Issues on the government’s lack of financial support for national athletes have persisted through the years.

Earlier this month, the achievement of Filipino-American chess grand master Wesley So brought into the light the consequences of a similar scenario where athletes are denied financial support.

So once played for the Philippines but conflict with different sports agencies have prompted him to switch sides and play as a US representative instead.

Apparently, he was denied a P1-million incentive by the Philippine Sports Commission and the Philippine Olympic Committee in 2013 when they found out he received a gold medal from the World Universiade Games in Russia.

The incident, according to So’s adoptive mother, almost made him want to quit chess altogether.
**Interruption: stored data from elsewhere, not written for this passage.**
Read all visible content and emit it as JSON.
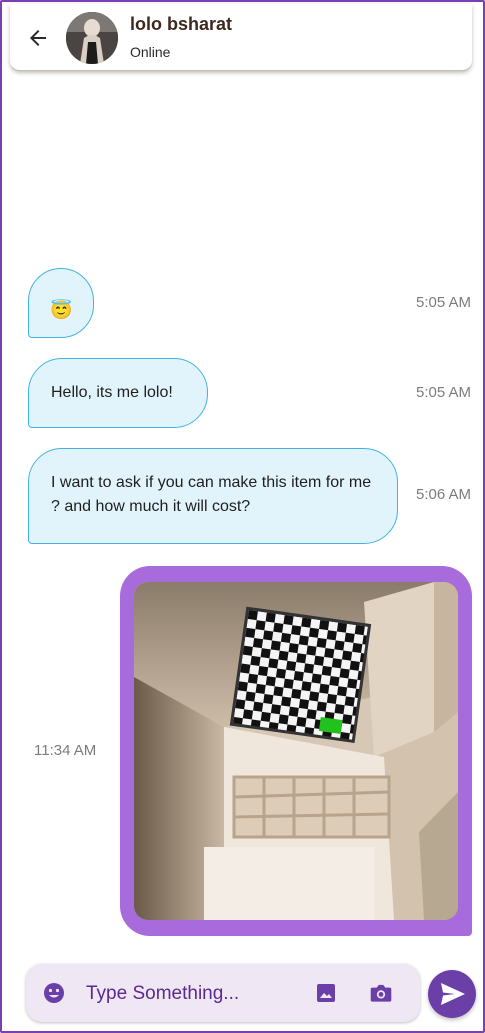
{
  "header": {
    "contact_name": "lolo bsharat",
    "status": "Online"
  },
  "messages": [
    {
      "kind": "emoji",
      "emoji": "😇",
      "time": "5:05 AM",
      "direction": "incoming"
    },
    {
      "kind": "text",
      "text": "Hello, its me lolo!",
      "time": "5:05 AM",
      "direction": "incoming"
    },
    {
      "kind": "text",
      "text": "I want to ask if you can make this item for me ? and how much it will cost?",
      "time": "5:06 AM",
      "direction": "incoming"
    },
    {
      "kind": "image",
      "time": "11:34 AM",
      "direction": "outgoing"
    }
  ],
  "composer": {
    "placeholder": "Type Something..."
  },
  "icons": {
    "back": "arrow-back-icon",
    "emoji": "smiley-icon",
    "gallery": "image-icon",
    "camera": "camera-icon",
    "send": "send-icon"
  },
  "colors": {
    "incoming_bubble": "#e1f4fc",
    "incoming_border": "#42b3e0",
    "outgoing_frame": "#a86bdc",
    "accent": "#6b3fa8",
    "composer_bg": "#efe7f3"
  }
}
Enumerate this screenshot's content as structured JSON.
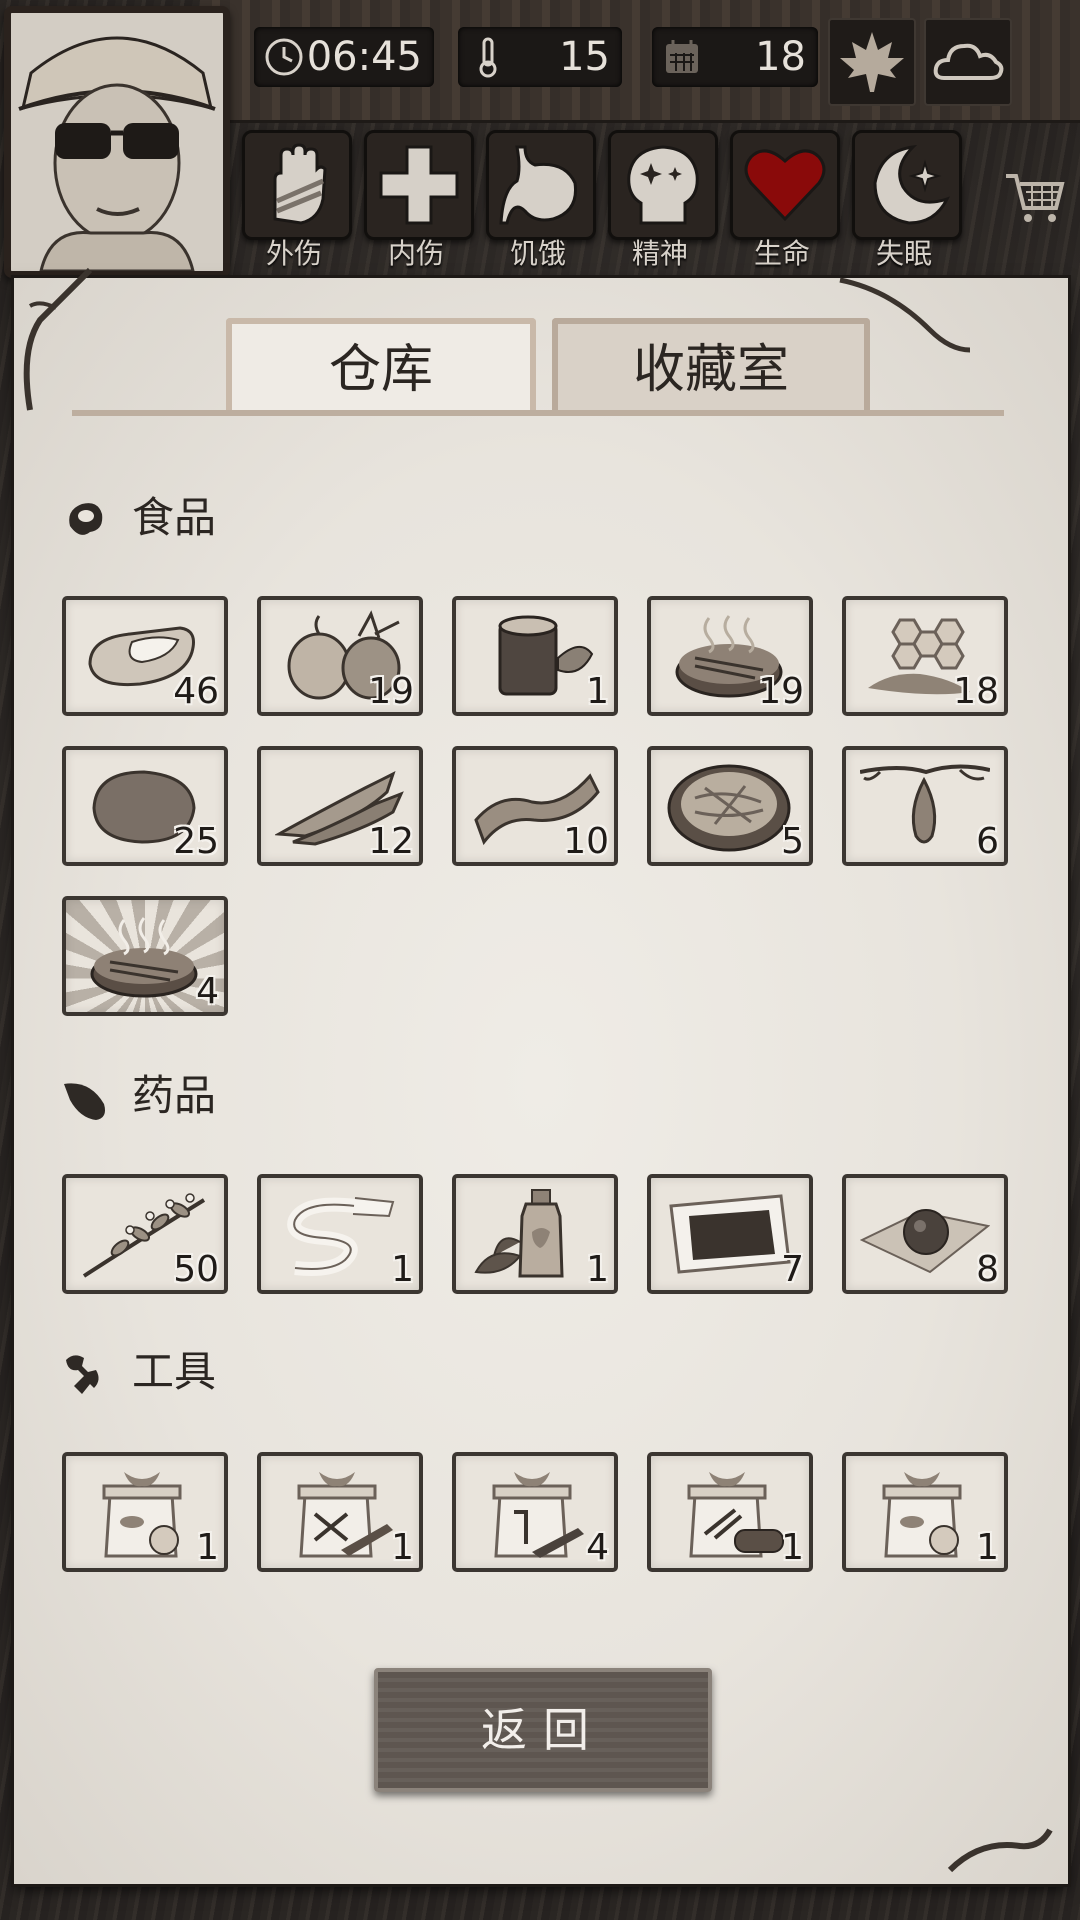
{
  "top_stats": {
    "time": "06:45",
    "temperature": "15",
    "day": "18",
    "season_icon": "maple-leaf-icon",
    "weather_icon": "cloud-icon"
  },
  "status_bars": [
    {
      "label": "外伤",
      "icon": "hand-bandage-icon",
      "level": 0
    },
    {
      "label": "内伤",
      "icon": "cross-icon",
      "level": 0
    },
    {
      "label": "饥饿",
      "icon": "stomach-icon",
      "level": 0
    },
    {
      "label": "精神",
      "icon": "head-sparkle-icon",
      "level": 0
    },
    {
      "label": "生命",
      "icon": "heart-icon",
      "level": 1.0
    },
    {
      "label": "失眠",
      "icon": "moon-star-icon",
      "level": 0
    }
  ],
  "tabs": {
    "warehouse": "仓库",
    "collection": "收藏室"
  },
  "sections": {
    "food": {
      "title": "食品",
      "items": [
        {
          "icon": "raw-meat-icon",
          "count": "46"
        },
        {
          "icon": "onion-icon",
          "count": "19"
        },
        {
          "icon": "tea-cup-icon",
          "count": "1"
        },
        {
          "icon": "grilled-meat-icon",
          "count": "19"
        },
        {
          "icon": "honeycomb-icon",
          "count": "18"
        },
        {
          "icon": "potato-icon",
          "count": "25"
        },
        {
          "icon": "dried-fish-icon",
          "count": "12"
        },
        {
          "icon": "bacon-icon",
          "count": "10"
        },
        {
          "icon": "noodle-bowl-icon",
          "count": "5"
        },
        {
          "icon": "fruit-pod-icon",
          "count": "6"
        },
        {
          "icon": "special-steak-icon",
          "count": "4"
        }
      ]
    },
    "medicine": {
      "title": "药品",
      "items": [
        {
          "icon": "herb-branch-icon",
          "count": "50"
        },
        {
          "icon": "bandage-roll-icon",
          "count": "1"
        },
        {
          "icon": "herbal-bottle-icon",
          "count": "1"
        },
        {
          "icon": "plaster-icon",
          "count": "7"
        },
        {
          "icon": "pill-icon",
          "count": "8"
        }
      ]
    },
    "tools": {
      "title": "工具",
      "items": [
        {
          "icon": "food-crate-icon",
          "count": "1"
        },
        {
          "icon": "tool-crate-icon",
          "count": "1"
        },
        {
          "icon": "axe-crate-icon",
          "count": "4"
        },
        {
          "icon": "wood-crate-icon",
          "count": "1"
        },
        {
          "icon": "food-crate-icon",
          "count": "1"
        }
      ]
    }
  },
  "back_button": "返回"
}
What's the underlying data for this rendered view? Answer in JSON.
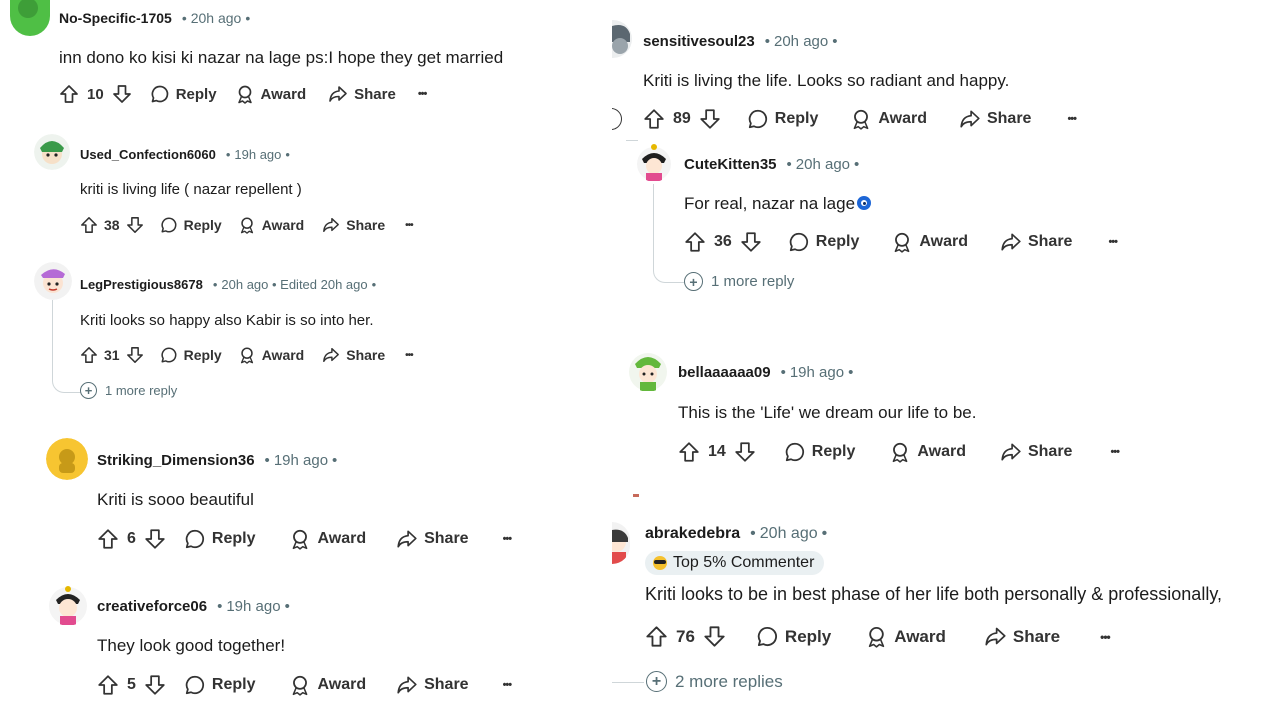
{
  "left": {
    "comments": [
      {
        "user": "No-Specific-1705",
        "meta": "20h ago",
        "text": "inn dono ko kisi ki nazar na lage ps:I hope they get married",
        "votes": "10"
      },
      {
        "user": "Used_Confection6060",
        "meta": "19h ago",
        "text": "kriti is living life ( nazar repellent )",
        "votes": "38"
      },
      {
        "user": "LegPrestigious8678",
        "meta": "20h ago • Edited 20h ago",
        "text": "Kriti looks so happy also Kabir is so into her.",
        "votes": "31",
        "more_replies": "1 more reply"
      },
      {
        "user": "Striking_Dimension36",
        "meta": "19h ago",
        "text": "Kriti is sooo beautiful",
        "votes": "6"
      },
      {
        "user": "creativeforce06",
        "meta": "19h ago",
        "text": "They look good together!",
        "votes": "5"
      }
    ]
  },
  "right": {
    "comments": [
      {
        "user": "sensitivesoul23",
        "meta": "20h ago",
        "text": "Kriti is living the life. Looks so radiant and happy.",
        "votes": "89"
      },
      {
        "user": "CuteKitten35",
        "meta": "20h ago",
        "text": "For real, nazar na lage",
        "votes": "36",
        "more_replies": "1 more reply"
      },
      {
        "user": "bellaaaaaa09",
        "meta": "19h ago",
        "text": "This is the 'Life' we dream our life to be.",
        "votes": "14"
      },
      {
        "user": "abrakedebra",
        "meta": "20h ago",
        "badge": "Top 5% Commenter",
        "text": "Kriti looks to be in best phase of her life both personally & professionally,",
        "votes": "76",
        "more_replies": "2 more replies"
      }
    ]
  },
  "actions": {
    "reply": "Reply",
    "award": "Award",
    "share": "Share",
    "more": "•••"
  },
  "separator": "•",
  "colors": {
    "text": "#1c1c1c",
    "meta": "#576f76",
    "badge_bg": "#eaf0f2",
    "thread_line": "#cfd6d9",
    "evil_eye": "#1d66d6"
  }
}
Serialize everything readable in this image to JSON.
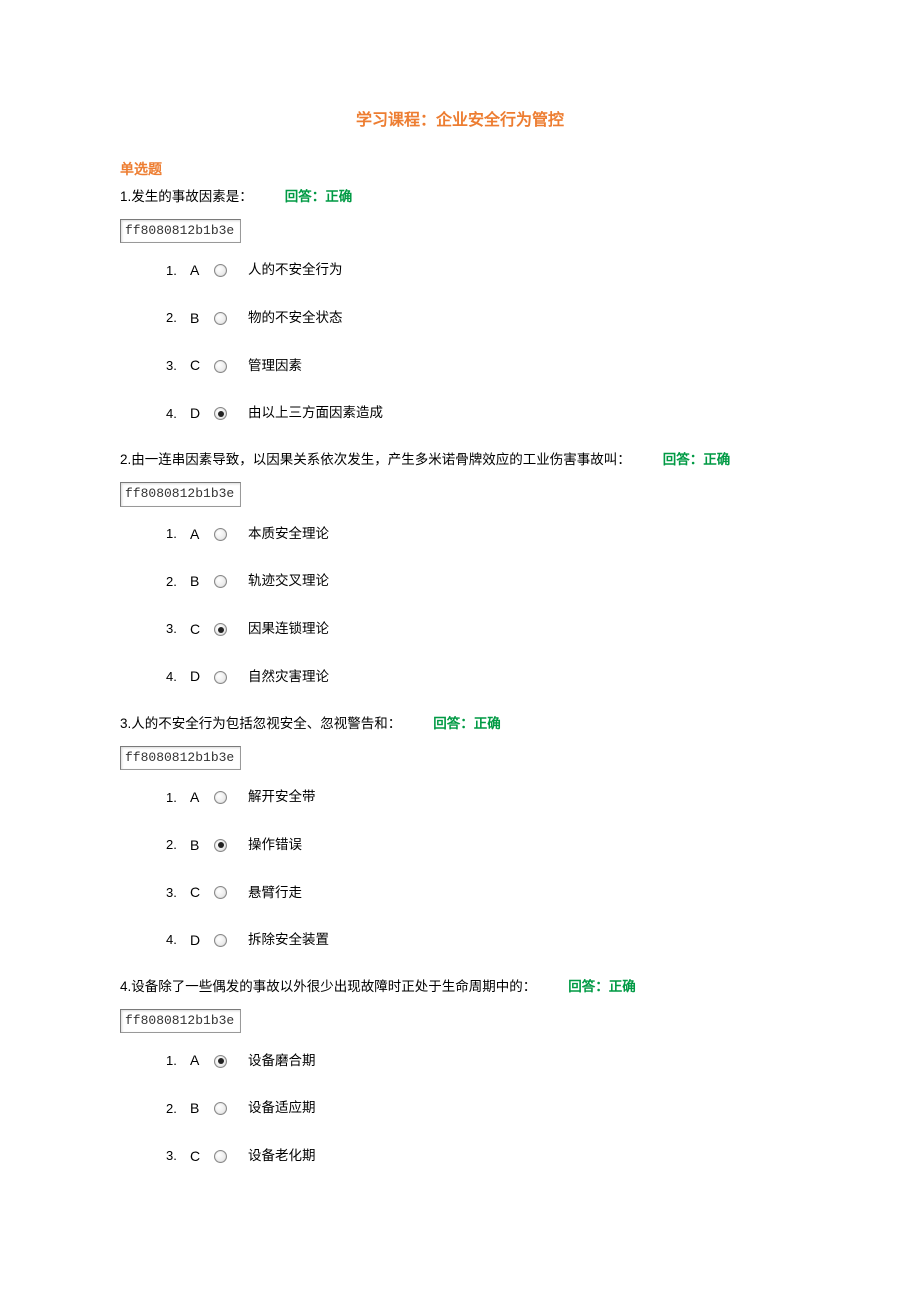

Champion weightlifter Hidilyn Diaz also explicitly asked for sponsorships in light of her participation in Tokyo Olympics 2020 last June, citing difficulties in funds.

“Is it okay to ask sponsorship sa mga private companies towards Tokyo 2020? Hirap na hirap na ako, I need financial support,” she wrote in an Instagram Story before.

The athlete was bashed on social media for the move.

Last March, two members of the Philippine Paralympic swimming team revealed that they haven’t received any allowance from the government after joining the national training pool in 2017.

Their team coaches shared that the athletes were recommended to the sports agency but had failed to receive funds.